American businessman (1865–1946)

Anthony Overton Jr. (March 18, 1864 – July 2, 1946), was an American banker and manufacturer. He was the first African American to lead a major business conglomerate.

Overton owned Overton Hygienic Company, a successful home product and cosmetics firm. His publications included Half Century Magazine and then the Chicago Bee. He also owned the Great Northern Realty Company, and the Victory Life Insurance Company.

==Early years==
Anthony Overton, the son of Anthony and Martha DeBerry Overton, was born in Monroe, Louisiana. There his father operated a grocery and was elected to the Louisiana legislature, serving between 1871 and 1874. At some point before 1880, his family moved from Louisiana to Topeka, Kansas. His father had been born into slavery, and was among the slaves emancipated by Abraham Lincoln. His father ultimately became a small business owner, and made sure young Anthony had greater opportunities. Anthony attended Washburn College in Topeka, and after graduating with a degree in Chemistry, he studied law, earning his legal degree from the University of Kansas School of Law in 1888. He briefly worked as a lawyer, and became a judge in Shawnee, Kansas.

==Business career==
In 1898, Overton established the Hygienic Manufacturing Company, which produced goods for drug stores and groceries. The products included High Brown Face Powder, which was "the first market success in the sale of cosmetics for black women". In 1911, he moved his business from Kansas to Chicago. Overton also opened a grocery store in Kansas City, Kansas by the late 1890s.

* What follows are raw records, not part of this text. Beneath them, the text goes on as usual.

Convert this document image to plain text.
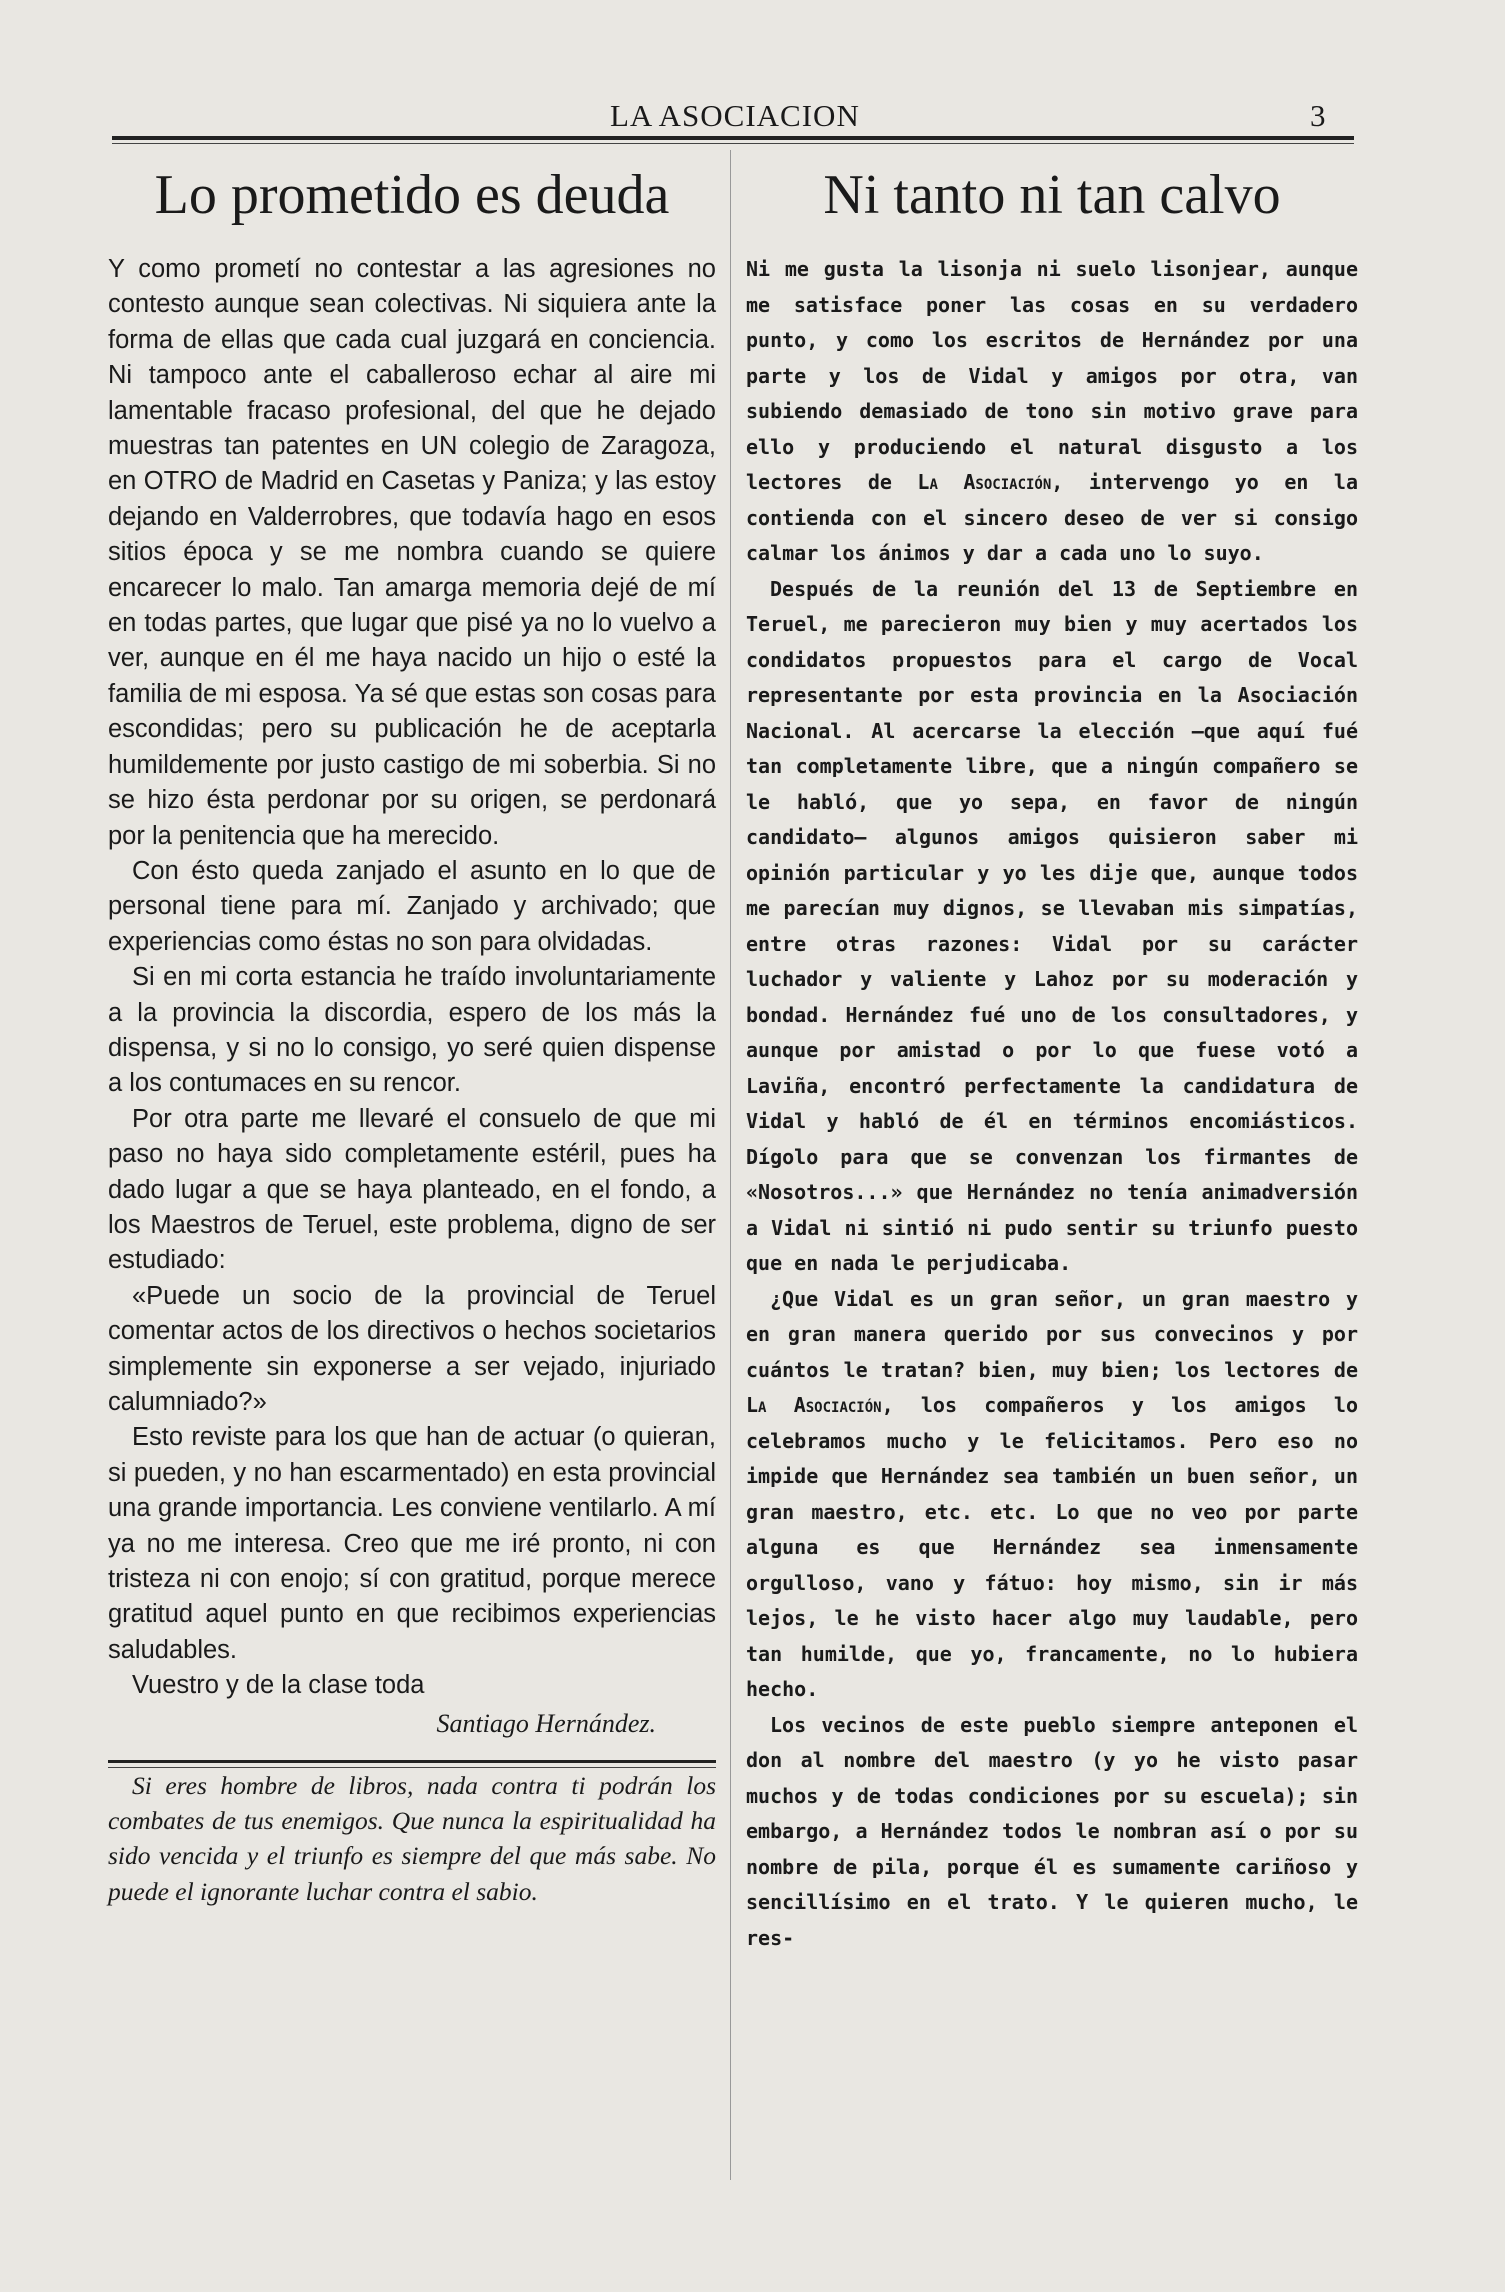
LA ASOCIACION	3
Lo prometido es deuda

Y como prometí no contestar a las agresiones no contesto aunque sean colectivas. Ni siquiera ante la forma de ellas que cada cual juzgará en conciencia. Ni tampoco ante el caballeroso echar al aire mi lamentable fracaso profesional, del que he dejado muestras tan patentes en UN colegio de Zaragoza, en OTRO de Madrid en Casetas y Paniza; y las estoy dejando en Valderrobres, que todavía hago en esos sitios época y se me nombra cuando se quiere encarecer lo malo. Tan amarga memoria dejé de mí en todas partes, que lugar que pisé ya no lo vuelvo a ver, aunque en él me haya nacido un hijo o esté la familia de mi esposa. Ya sé que estas son cosas para escondidas; pero su publicación he de aceptarla humildemente por justo castigo de mi soberbia. Si no se hizo ésta perdonar por su origen, se perdonará por la penitencia que ha merecido.

Con ésto queda zanjado el asunto en lo que de personal tiene para mí. Zanjado y archivado; que experiencias como éstas no son para olvidadas.

Si en mi corta estancia he traído involuntariamente a la provincia la discordia, espero de los más la dispensa, y si no lo consigo, yo seré quien dispense a los contumaces en su rencor.

Por otra parte me llevaré el consuelo de que mi paso no haya sido completamente estéril, pues ha dado lugar a que se haya planteado, en el fondo, a los Maestros de Teruel, este problema, digno de ser estudiado:

«Puede un socio de la provincial de Teruel comentar actos de los directivos o hechos societarios simplemente sin exponerse a ser vejado, injuriado calumniado?»

Esto reviste para los que han de actuar (o quieran, si pueden, y no han escarmentado) en esta provincial una grande importancia. Les conviene ventilarlo. A mí ya no me interesa. Creo que me iré pronto, ni con tristeza ni con enojo; sí con gratitud, porque merece gratitud aquel punto en que recibimos experiencias saludables.

Vuestro y de la clase toda

Santiago Hernández.

Si eres hombre de libros, nada contra ti podrán los combates de tus enemigos. Que nunca la espiritualidad ha sido vencida y el triunfo es siempre del que más sabe. No puede el ignorante luchar contra el sabio.

Ni tanto ni tan calvo

Ni me gusta la lisonja ni suelo lisonjear, aunque me satisface poner las cosas en su verdadero punto, y como los escritos de Hernández por una parte y los de Vidal y amigos por otra, van subiendo demasiado de tono sin motivo grave para ello y produciendo el natural disgusto a los lectores de La Asociación, intervengo yo en la contienda con el sincero deseo de ver si consigo calmar los ánimos y dar a cada uno lo suyo.

Después de la reunión del 13 de Septiembre en Teruel, me parecieron muy bien y muy acertados los condidatos propuestos para el cargo de Vocal representante por esta provincia en la Asociación Nacional. Al acercarse la elección —que aquí fué tan completamente libre, que a ningún compañero se le habló, que yo sepa, en favor de ningún candidato— algunos amigos quisieron saber mi opinión particular y yo les dije que, aunque todos me parecían muy dignos, se llevaban mis simpatías, entre otras razones: Vidal por su carácter luchador y valiente y Lahoz por su moderación y bondad. Hernández fué uno de los consultadores, y aunque por amistad o por lo que fuese votó a Laviña, encontró perfectamente la candidatura de Vidal y habló de él en términos encomiásticos. Dígolo para que se convenzan los firmantes de «Nosotros...» que Hernández no tenía animadversión a Vidal ni sintió ni pudo sentir su triunfo puesto que en nada le perjudicaba.

¿Que Vidal es un gran señor, un gran maestro y en gran manera querido por sus convecinos y por cuántos le tratan? bien, muy bien; los lectores de La Asociación, los compañeros y los amigos lo celebramos mucho y le felicitamos. Pero eso no impide que Hernández sea también un buen señor, un gran maestro, etc. etc. Lo que no veo por parte alguna es que Hernández sea inmensamente orgulloso, vano y fátuo: hoy mismo, sin ir más lejos, le he visto hacer algo muy laudable, pero tan humilde, que yo, francamente, no lo hubiera hecho.

Los vecinos de este pueblo siempre anteponen el don al nombre del maestro (y yo he visto pasar muchos y de todas condiciones por su escuela); sin embargo, a Hernández todos le nombran así o por su nombre de pila, porque él es sumamente cariñoso y sencillísimo en el trato. Y le quieren mucho, le res-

In 1916 he established Half-Century Magazine. In 1923 he established the Douglass National Bank, the second nationally chartered black-owned bank in the United States. He went on to develop a highly diverse conglomerate, including the Great Northern Realty Company, and the Victory Life Insurance Company. In 1925, he founded the Chicago Bee, a black newspaper known for its support of liberal causes. The newspaper was unusual because one of its managing editors was a woman, Olive M. Diggs. In 1927 The National Association for the Advancement of Colored People (NAACP) awarded him its Spingarn Medal for outstanding achievement by an African American. That same year, he was also given the prestigious Harmon award's first award and Gold medal in Business. He was a member of Alpha Phi Alpha fraternity. In addition, there is an elementary school in Chicago that is named after him.

After Overton's death in 1946, the Bee was briefly continued by his sons in a tabloid format. It folded in 1947.